Getzug: I think one of the one of the most powerful aspects of it is that there are those silences left for people to draw their own conclusions because those are the windows that people are able to make their own connections to the show and relate to. I think that there’s something powerful about leaving some of those questions unanswered because it allows an audience member to interpret it in the lens of their own experience and maybe give them new perspective over things that have happened in their life or their own experiences.

I also feel like there’s a bigger picture here, which is that government ideologies and differences are not always reflected in the people. How much of that is part of the subtext of what you are trying to get across in the show?

Joe Joseph in “The Band’s Visit” (Photo by Evan Zimmerman, MurhpyMade/Courtesy Segerstrom Center for the Arts)

Getzug: I think that there’s something really special about seeing people that you would expect not to get along based on whatever is happening on a larger scale from the countries that they’re from. That’s what’s happening in the world, too.

Dacal: It’s one of the big things that we’re intentionally getting across in the show is that when there is a problem I think human nature is to want to help each other and that is what happens in the show.

Joseph: When you take [The Band’s Visit] around the country you get to share, especially a show like this, and realize that there’s a universality to these experiences denuded of the specificity of this literal physical world that this story exists and in the film existed in. And that as a species of social animals, as people who longed to have our soul sort of acknowledged, that there are people all around the country who want that experience because sometimes they feel like they’re just not getting it.

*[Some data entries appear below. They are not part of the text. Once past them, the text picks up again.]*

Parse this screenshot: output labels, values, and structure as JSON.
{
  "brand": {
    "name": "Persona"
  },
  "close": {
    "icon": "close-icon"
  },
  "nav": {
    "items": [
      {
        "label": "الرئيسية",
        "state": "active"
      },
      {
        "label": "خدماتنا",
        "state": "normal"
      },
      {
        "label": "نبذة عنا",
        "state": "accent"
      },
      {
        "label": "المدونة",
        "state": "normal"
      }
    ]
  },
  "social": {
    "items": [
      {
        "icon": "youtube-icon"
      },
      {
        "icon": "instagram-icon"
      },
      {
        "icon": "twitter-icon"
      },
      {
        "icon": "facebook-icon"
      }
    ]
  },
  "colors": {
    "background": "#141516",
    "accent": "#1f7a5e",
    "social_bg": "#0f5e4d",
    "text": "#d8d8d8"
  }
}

Getzug: I think that what’s so cool about this piece is that these people are from a region that has historically been steeped in conflict and a lot of tension. But the story is not about that. It’s about people immediately reaching out and saying how can I help you and how can we connect and how can we get through this together? That’s a really beautiful example of how no matter what’s going on politically in the country that you’re in or where you’re from we still have that ability to connect with each other.